It doesn’t take long, less than 15 minutes, before we get right into the mission, for the four soldiers to reconnoiter on a mountain overlooking a village where a Taliban leader has been spotted. It’s their job to take him out. While they get to the observation point without problems, things get complicated when they’re discovered by a sheep-herder and his sons and they have to decide whether to kill them or let them go, potentially alerting the Taliban to their whereabouts. At the same time, their radio isn’t working and the lack of communications puts them in grave danger as Taliban soldiers surround their location.

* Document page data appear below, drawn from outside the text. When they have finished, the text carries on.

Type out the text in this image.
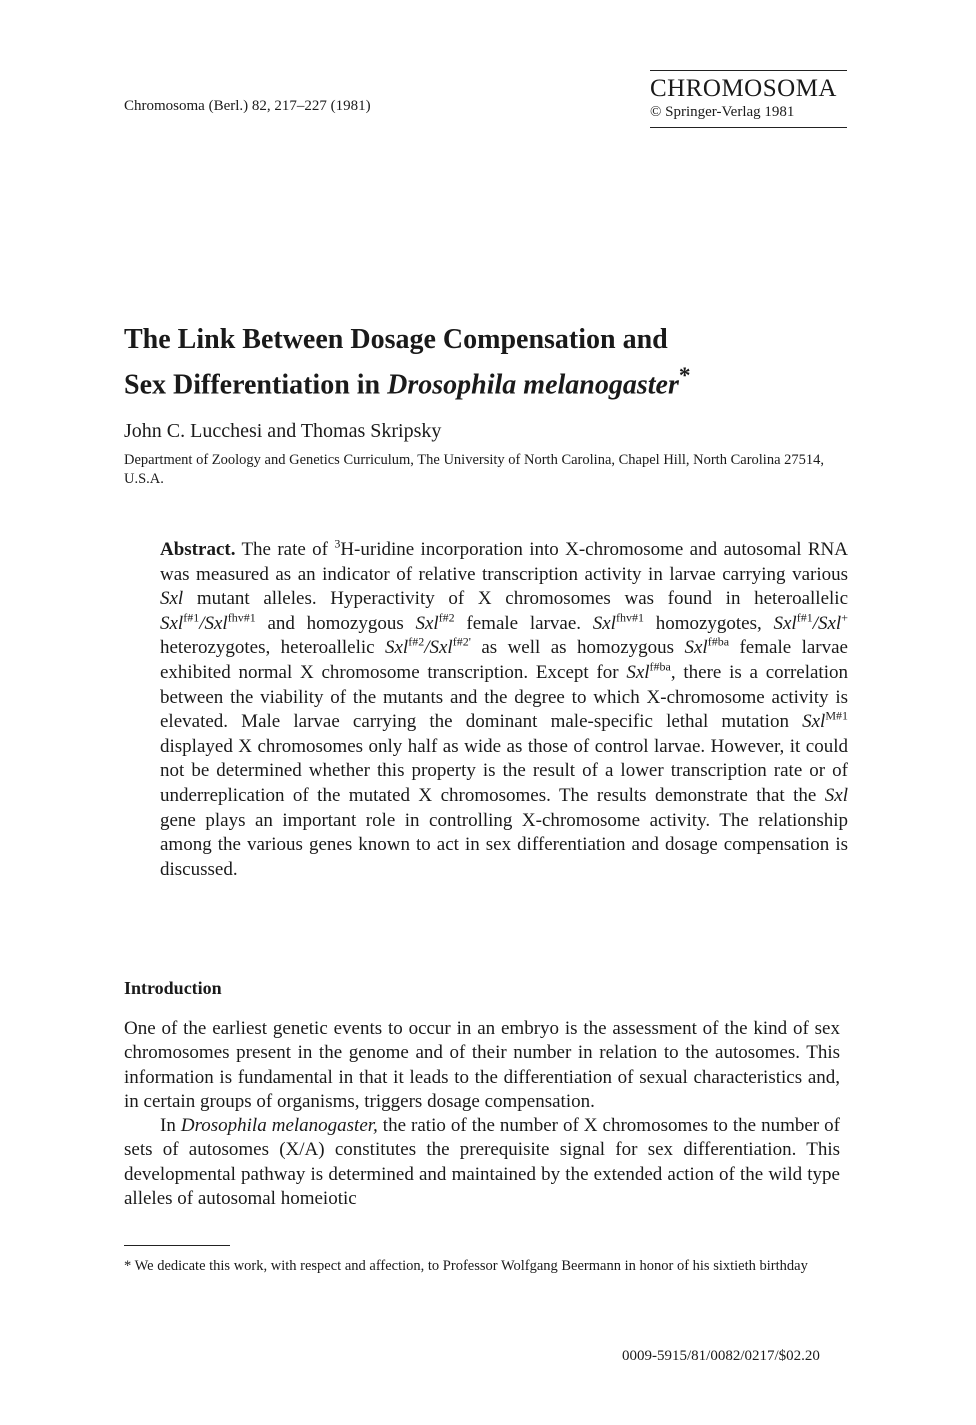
Chromosoma (Berl.) 82, 217–227 (1981)
CHROMOSOMA
© Springer-Verlag 1981
The Link Between Dosage Compensation and
Sex Differentiation in Drosophila melanogaster*
John C. Lucchesi and Thomas Skripsky
Department of Zoology and Genetics Curriculum, The University of North Carolina, Chapel Hill, North Carolina 27514, U.S.A.
Abstract. The rate of $^3$H-uridine incorporation into X-chromosome and autosomal RNA was measured as an indicator of relative transcription activity in larvae carrying various Sxl mutant alleles. Hyperactivity of X chromosomes was found in heteroallelic Sxl$^{f\#1}$/Sxl$^{fhv\#1}$ and homozygous Sxl$^{f\#2}$ female larvae. Sxl$^{fhv\#1}$ homozygotes, Sxl$^{f\#1}$/Sxl+ heterozygotes, heteroallelic Sxl$^{f\#2}$/Sxl$^{f\#2'}$ as well as homozygous Sxl$^{f\#ba}$ female larvae exhibited normal X chromosome transcription. Except for Sxl$^{f\#ba}$, there is a correlation between the viability of the mutants and the degree to which X-chromosome activity is elevated. Male larvae carrying the dominant male-specific lethal mutation Sxl$^{M\#1}$ displayed X chromosomes only half as wide as those of control larvae. However, it could not be determined whether this property is the result of a lower transcription rate or of underreplication of the mutated X chromosomes. The results demonstrate that the Sxl gene plays an important role in controlling X-chromosome activity. The relationship among the various genes known to act in sex differentiation and dosage compensation is discussed.
Introduction

One of the earliest genetic events to occur in an embryo is the assessment of the kind of sex chromosomes present in the genome and of their number in relation to the autosomes. This information is fundamental in that it leads to the differentiation of sexual characteristics and, in certain groups of organisms, triggers dosage compensation.

In Drosophila melanogaster, the ratio of the number of X chromosomes to the number of sets of autosomes (X/A) constitutes the prerequisite signal for sex differentiation. This developmental pathway is determined and maintained by the extended action of the wild type alleles of autosomal homeiotic

* We dedicate this work, with respect and affection, to Professor Wolfgang Beermann in honor of his sixtieth birthday
0009-5915/81/0082/0217/$02.20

Comparisons to Ridley Scott’s “Black Hawk Down” are certainly apt, although on a much smaller scale, but the main body of the film takes place on the mountain, building up to the point when things start going wrong and that’s when it explodes. Cornered, the soldiers end up throwing themselves down the side of the mountain, a grueling scene where you feel every impact they make on their way down thanks to the sound effects and the practical make-up work done by Howard Berger and Greg Nicotero.

Although Wahlberg is clearly older than the others, he fits right in with the rest of the cast and he gives a solid performance that’s well-matched by the other three actors as we watch them on the mountain. Ben Foster and Emile Hirsch are both especially convincing as they deliver on all aspects of what this sort of role requires in terms of drama.

I’m going to put a SPOILER WARNING here, but if you know the title of the movie and know that it’s based on a book by Marcus Luttrell, then you can probably figure out that a lot of other soldiers die in the movie. The reason that we actually feel true empathy with the losses is that Berg and his cast do a great job giving all of them personalities before the action begins. Unfortunately the film gets quite a bit less interesting when it’s just following Mark Wahlberg and Luttrell’s attempts to survive. While it’s a fairly long movie, it never really feels slow until that point thanks to a number of impressive, organic-feeling set pieces that won’t be forgotten anytime soon.

Other key characters include Alexander Ludwig as the eager new recruit to the SEALs and Eric Bana as the older ops leader, both of whom remain on the base until it turns into a rescue mission. Berg has also filled the cast with a number of decent Arabic actors, and though most of them are mainly fodder for the SEALs to take out, there’s a key role for Ali Suliman as an Afghan man who helps Marcus survive and keep from being caught by the Taliban.

It’s a pretty dark and serious movie, but there’s still room for some humor in the interplay between the SEALs, especially with their razzing of the younger recruit played by Ludwig. One of the problems with a movie like this is that there is a general lack of women–none, in fact–which does keep it truthful to that world of Navy SEALs, but when you compare a movie like this to something like last year’s “Zero Dark Thirty,” it feels like the whole is more like that film’s macho climax rather than being more even and balanced.

The film features an interesting score by Steve Jablonsky, one that’s almost subliminal at times but drops out just enough that it allows the soldiers’ time on the mountain to feel more naturalistic, especially when the firefight begins, rather than overdoing it with lots of big strings to play up the emotional content of the film.

Make sure to stick around through the end credits for an extremely moving portrait of the actual SEALs that died on that failed mission accompanied by a tearful version of David Bowie’s “Heroes” by Peter Gabriel. It really drives home the point about what these men fought and died for.

The Bottom Line:
A solid effort from director Peter Berg in turning Marcus Luttrell’s story into a edge-of-your-seat military thriller that never feels over-the-top or sensationalistic and creates just the right tone for such a powerful and dramatic story.

Lone Survivor opens in New York and Los Angeles on Wednesday, December 25 before its nationwide roll-out on Friday, January 10, 2014.